ROME, Vendredi 18 novembre 2005 (ZENIT.org) – Nous publions ci-dessous le commentaire de l’évangile de ce dimanche, que proposait cette semaine le père Raniero Cantalamessa OFM Cap, prédicateur de la Maison pontificale, dans l’hebdomadaire catholique italien « Famiglia cristiana ».
XXXIVe Dimanche du temps ordinaire (Année A) – 20 novembre 2005
Jésus Christ Roi de l’univers
Evangile de Jésus-Christ selon saint Matthieu 25,31-46.
Il viendra tous nous juger
« Quand le Fils de l’homme viendra dans sa gloire, et tous les anges avec lui, alors il siégera sur son trône de gloire.
Toutes les nations seront rassemblées devant lui ; il séparera les hommes les uns des autres, comme le berger sépare les brebis des chèvres :
il placera les brebis à sa droite, et les chèvres à sa gauche.
Alors le Roi dira à ceux qui seront à sa droite : ‘Venez, les bénis de mon Père, recevez en héritage le Royaume préparé pour vous depuis la création du monde.
Car j’avais faim, et vous m’avez donné à manger ; j’avais soif, et vous m’avez donné à boire ; j’étais un étranger, et vous m’avez accueilli ;
j’étais nu, et vous m’avez habillé ; j’étais malade, et vous m’avez visité ; j’étais en prison, et vous êtes venus jusqu’à moi !’
Alors les justes lui répondront : ‘Seigneur, quand est-ce que nous t’avons vu…? tu avais donc faim, et nous t’avons nourri ? tu avais soif, et nous t’avons donné à boire ?
tu étais un étranger, et nous t’avons accueilli ? tu étais nu, et nous t’avons habillé ?
tu étais malade ou en prison… Quand sommes-nous venus jusqu’à toi ?’
Et le Roi leur répondra : ‘Amen, je vous le dis : chaque fois que vous l’avez fait à l’un de ces petits qui sont mes frères, c’est à moi que vous l’avez fait.’
Alors il dira à ceux qui seront à sa gauche : ‘Allez-vous-en loin de moi, maudits, dans le feu éternel préparé pour le démon et ses anges.
Car j’avais faim, et vous ne m’avez pas donné à manger ; j’avais soif, et vous ne m’avez pas donné à boire ;
j’étais un étranger, et vous ne m’avez pas accueilli ; j’étais nu, et vous ne m’avez pas habillé ; j’étais malade et en prison, et vous ne m’avez pas visité.’
Alors ils répondront, eux aussi : ‘Seigneur, quand est-ce que nous t’avons vu avoir faim et soif, être nu, étranger, malade ou en prison, sans nous mettre à ton service ?’

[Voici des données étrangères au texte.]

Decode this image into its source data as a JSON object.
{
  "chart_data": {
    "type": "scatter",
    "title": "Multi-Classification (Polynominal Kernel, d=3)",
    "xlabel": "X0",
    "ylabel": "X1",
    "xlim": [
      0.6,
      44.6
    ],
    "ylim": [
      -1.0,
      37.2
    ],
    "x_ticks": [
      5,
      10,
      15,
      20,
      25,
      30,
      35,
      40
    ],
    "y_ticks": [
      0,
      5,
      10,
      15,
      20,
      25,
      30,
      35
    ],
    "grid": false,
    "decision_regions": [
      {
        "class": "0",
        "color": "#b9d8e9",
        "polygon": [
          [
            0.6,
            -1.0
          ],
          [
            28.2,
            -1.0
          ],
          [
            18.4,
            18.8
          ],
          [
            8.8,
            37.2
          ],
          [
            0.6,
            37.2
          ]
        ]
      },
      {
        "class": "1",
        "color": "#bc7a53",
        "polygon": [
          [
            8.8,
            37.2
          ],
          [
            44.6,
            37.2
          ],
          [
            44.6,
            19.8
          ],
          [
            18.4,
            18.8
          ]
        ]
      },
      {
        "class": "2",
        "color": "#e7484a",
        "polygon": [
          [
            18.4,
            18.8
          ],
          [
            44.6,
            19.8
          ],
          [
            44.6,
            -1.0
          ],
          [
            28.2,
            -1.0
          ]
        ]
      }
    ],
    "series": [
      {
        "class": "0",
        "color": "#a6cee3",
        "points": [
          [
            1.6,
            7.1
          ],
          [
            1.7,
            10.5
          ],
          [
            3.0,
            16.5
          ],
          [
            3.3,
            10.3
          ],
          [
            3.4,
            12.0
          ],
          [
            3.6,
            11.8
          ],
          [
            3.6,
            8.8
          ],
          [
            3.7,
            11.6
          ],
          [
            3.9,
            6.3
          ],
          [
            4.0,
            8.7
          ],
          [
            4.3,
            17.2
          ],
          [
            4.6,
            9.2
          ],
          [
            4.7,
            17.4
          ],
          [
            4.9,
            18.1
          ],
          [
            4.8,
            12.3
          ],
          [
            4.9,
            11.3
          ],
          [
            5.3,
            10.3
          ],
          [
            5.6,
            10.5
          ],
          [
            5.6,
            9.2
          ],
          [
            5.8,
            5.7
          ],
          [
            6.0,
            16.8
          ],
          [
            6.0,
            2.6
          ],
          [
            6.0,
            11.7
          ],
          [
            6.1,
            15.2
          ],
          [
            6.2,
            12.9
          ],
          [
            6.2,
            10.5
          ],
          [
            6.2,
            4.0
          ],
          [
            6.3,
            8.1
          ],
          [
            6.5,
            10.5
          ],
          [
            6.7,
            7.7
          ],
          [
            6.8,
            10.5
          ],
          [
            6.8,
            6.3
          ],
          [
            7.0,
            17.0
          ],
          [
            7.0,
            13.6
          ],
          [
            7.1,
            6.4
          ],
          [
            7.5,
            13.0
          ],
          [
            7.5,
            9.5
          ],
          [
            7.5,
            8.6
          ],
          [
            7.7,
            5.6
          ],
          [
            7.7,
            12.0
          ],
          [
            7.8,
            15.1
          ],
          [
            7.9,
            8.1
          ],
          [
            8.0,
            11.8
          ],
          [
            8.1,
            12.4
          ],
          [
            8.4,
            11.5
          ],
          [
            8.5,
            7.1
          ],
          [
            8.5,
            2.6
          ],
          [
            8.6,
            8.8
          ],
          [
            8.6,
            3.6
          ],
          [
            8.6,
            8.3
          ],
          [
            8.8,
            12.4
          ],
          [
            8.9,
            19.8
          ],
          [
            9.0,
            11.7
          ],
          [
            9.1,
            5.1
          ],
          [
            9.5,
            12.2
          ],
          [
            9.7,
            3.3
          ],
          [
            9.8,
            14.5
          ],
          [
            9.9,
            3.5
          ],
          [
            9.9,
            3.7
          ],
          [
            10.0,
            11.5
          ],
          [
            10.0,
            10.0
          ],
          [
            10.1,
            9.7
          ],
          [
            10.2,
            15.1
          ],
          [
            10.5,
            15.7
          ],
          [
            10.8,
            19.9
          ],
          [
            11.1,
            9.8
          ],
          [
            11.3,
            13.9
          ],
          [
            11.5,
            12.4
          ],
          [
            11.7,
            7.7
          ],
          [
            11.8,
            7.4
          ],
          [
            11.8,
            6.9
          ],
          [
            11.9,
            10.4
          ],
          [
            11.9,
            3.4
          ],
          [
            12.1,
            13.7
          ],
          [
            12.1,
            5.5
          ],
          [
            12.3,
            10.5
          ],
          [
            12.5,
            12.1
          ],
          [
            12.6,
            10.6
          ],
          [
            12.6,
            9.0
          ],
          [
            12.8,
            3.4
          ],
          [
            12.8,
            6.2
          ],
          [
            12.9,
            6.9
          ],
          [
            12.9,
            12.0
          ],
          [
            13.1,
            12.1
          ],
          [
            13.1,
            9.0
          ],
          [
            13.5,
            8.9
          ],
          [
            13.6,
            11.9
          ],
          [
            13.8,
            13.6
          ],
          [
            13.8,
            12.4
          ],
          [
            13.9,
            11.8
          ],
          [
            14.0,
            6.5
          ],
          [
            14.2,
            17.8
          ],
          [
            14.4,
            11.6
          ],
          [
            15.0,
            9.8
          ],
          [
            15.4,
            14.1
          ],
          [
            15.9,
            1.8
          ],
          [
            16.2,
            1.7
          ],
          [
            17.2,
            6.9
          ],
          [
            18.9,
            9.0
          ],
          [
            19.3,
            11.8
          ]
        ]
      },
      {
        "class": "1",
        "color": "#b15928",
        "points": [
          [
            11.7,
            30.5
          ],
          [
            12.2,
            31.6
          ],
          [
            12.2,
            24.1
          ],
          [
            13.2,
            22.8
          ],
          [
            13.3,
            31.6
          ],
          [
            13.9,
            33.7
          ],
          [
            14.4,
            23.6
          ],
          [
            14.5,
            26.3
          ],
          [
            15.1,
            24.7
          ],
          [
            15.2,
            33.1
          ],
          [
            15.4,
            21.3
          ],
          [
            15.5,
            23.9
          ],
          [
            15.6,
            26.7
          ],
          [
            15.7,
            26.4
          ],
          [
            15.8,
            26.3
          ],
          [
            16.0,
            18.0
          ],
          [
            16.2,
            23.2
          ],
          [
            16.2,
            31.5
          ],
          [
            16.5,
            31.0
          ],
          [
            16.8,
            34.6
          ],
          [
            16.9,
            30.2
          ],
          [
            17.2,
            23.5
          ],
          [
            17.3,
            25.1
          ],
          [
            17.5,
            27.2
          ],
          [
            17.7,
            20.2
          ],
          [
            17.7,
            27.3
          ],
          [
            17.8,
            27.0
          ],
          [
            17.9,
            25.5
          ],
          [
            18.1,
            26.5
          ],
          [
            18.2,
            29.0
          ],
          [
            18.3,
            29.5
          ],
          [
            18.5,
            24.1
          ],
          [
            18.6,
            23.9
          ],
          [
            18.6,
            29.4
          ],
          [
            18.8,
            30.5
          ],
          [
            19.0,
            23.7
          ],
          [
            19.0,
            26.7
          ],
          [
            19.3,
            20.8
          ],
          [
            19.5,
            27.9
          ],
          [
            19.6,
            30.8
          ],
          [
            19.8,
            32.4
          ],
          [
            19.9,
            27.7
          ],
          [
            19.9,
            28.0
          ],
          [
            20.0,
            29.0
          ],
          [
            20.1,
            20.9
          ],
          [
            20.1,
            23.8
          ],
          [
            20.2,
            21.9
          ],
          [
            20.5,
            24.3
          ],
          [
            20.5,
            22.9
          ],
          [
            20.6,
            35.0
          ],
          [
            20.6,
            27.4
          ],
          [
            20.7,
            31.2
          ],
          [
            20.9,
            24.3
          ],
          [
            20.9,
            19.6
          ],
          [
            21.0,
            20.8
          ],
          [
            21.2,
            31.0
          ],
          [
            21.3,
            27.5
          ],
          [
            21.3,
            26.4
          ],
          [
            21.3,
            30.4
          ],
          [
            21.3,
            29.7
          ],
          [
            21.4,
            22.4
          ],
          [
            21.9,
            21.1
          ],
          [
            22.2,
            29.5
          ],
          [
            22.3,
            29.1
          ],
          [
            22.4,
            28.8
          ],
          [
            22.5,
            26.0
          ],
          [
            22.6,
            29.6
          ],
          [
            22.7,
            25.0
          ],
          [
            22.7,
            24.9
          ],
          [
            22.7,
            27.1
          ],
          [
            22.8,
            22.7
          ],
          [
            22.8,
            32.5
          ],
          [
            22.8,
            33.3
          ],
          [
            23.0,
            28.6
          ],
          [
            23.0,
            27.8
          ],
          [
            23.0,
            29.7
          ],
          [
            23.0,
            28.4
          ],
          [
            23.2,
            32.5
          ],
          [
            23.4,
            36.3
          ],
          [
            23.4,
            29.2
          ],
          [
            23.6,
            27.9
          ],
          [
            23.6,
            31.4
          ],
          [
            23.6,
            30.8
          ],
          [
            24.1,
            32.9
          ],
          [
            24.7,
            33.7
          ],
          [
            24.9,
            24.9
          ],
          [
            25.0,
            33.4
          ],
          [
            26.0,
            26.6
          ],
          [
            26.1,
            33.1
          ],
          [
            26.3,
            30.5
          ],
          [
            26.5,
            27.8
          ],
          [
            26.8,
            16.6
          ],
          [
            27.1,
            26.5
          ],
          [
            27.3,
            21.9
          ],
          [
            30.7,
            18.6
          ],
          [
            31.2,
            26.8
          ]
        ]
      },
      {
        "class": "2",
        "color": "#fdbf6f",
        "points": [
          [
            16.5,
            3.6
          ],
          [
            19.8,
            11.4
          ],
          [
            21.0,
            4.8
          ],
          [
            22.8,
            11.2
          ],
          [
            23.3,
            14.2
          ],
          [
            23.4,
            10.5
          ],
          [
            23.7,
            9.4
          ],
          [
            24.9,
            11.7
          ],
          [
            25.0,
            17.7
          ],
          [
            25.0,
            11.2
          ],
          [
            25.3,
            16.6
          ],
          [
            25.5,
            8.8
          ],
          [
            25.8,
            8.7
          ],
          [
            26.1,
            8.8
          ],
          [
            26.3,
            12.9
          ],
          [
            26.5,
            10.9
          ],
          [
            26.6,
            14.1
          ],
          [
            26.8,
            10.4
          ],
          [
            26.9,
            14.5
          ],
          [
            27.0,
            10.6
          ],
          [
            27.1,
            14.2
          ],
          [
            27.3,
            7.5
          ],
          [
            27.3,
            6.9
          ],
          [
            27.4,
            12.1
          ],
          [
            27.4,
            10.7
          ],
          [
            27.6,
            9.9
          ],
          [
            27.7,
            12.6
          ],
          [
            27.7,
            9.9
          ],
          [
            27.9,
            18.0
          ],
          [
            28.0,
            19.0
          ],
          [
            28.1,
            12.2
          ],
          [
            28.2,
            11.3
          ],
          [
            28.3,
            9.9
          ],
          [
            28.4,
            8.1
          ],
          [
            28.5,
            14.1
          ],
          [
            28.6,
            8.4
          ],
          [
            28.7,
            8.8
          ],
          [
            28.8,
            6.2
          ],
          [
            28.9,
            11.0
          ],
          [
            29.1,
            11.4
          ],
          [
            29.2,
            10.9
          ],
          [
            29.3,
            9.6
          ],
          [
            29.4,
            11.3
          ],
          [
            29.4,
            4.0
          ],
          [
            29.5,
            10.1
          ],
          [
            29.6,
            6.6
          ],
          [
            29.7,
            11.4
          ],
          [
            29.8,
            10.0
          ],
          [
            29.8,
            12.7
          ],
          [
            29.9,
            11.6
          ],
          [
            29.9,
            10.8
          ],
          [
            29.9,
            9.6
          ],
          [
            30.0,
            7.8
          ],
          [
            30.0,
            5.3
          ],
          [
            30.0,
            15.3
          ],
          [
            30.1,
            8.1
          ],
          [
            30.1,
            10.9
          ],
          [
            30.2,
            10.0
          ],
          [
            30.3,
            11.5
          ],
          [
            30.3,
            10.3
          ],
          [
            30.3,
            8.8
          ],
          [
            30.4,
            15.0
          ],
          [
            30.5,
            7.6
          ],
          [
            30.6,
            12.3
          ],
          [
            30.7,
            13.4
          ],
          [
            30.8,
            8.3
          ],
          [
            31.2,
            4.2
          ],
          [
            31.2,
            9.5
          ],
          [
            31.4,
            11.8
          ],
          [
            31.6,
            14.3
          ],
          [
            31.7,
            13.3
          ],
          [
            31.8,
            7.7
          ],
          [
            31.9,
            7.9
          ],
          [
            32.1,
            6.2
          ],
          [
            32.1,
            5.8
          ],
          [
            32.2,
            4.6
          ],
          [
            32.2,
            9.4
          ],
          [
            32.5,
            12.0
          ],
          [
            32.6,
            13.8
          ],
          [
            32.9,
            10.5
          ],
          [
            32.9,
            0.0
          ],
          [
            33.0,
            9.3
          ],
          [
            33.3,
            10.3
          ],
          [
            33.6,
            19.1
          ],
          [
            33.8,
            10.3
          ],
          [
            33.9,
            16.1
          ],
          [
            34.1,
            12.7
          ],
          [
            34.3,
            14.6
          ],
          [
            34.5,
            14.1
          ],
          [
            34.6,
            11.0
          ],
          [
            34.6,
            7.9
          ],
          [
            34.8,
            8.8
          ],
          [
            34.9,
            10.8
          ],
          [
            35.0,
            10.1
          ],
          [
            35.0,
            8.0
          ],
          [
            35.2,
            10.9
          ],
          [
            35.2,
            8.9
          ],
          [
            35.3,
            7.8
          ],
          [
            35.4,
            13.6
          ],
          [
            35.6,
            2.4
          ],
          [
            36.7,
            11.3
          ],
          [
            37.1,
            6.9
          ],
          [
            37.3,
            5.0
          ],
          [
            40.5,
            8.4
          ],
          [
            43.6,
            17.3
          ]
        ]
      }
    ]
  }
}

Il leur répondra : ‘Amen, je vous le dis : chaque fois que vous ne l’avez pas fait à l’un de ces petits, à moi non plus vous ne l’avez pas fait.’
Et ils s’en iront, ceux-ci au châtiment éternel, et les justes, à la vie éternelle. »
© AELF
Nous sommes arrivés au dernier dimanche de l’année liturgique, où nous célébrons la fête du Christ Roi. L’Evangile nous fait assister au dernier acte de l’histoire : le jugement dernier. Quelle différence entre cette scène et celle du Christ face à ses juges lors de sa Passion ! Ils étaient tous assis et lui debout, enchaîné ; à présent, ils sont tous debout et lui est assis sur le trône. En ce monde, les hommes et l’histoire jugent le Christ ; ce jour-là, le Christ jugera les hommes et l’histoire. Devant lui est décidé qui résiste et qui tombe. C’est la foi immuable de l’Eglise qui proclame dans son credo : « Il viendra de nouveau dans la gloire pour juger les vivants et les morts. Et son règne n’aura pas de fin ».
L’Evangile d’aujourd’hui nous dit également comment se déroulera le jugement : « j’avais faim, et vous ne m’avez pas donné à manger ; j’avais soif, et vous ne m’avez pas donné à boire ». Il y aura donc ceux qui, non seulement n’ont pas donné à manger à qui avait faim, mais leur ont ôté la nourriture ; ceux qui non seulement n’ont pas accueilli l’étranger, mais ont fait de lui un visiteur et un étranger ? Cela ne concerne pas seulement quelques criminels. Il peut s’instaurer un sens général d’impunité, où c’est à qui violera le plus la loi, corrompra ou se laissera le plus corrompre, sous prétexte que tout le monde le fait. Mais en attendant, la loi n’a jamais été abrogée. Et voilà qu’un beau jour quelqu’un ouvre une enquête et c’est une hécatombe, comme ce fut le cas en Italie avec l’opération « mains propres » [en réaction au scandale de corruption dans l’administration publique, dans les années 90, NdT].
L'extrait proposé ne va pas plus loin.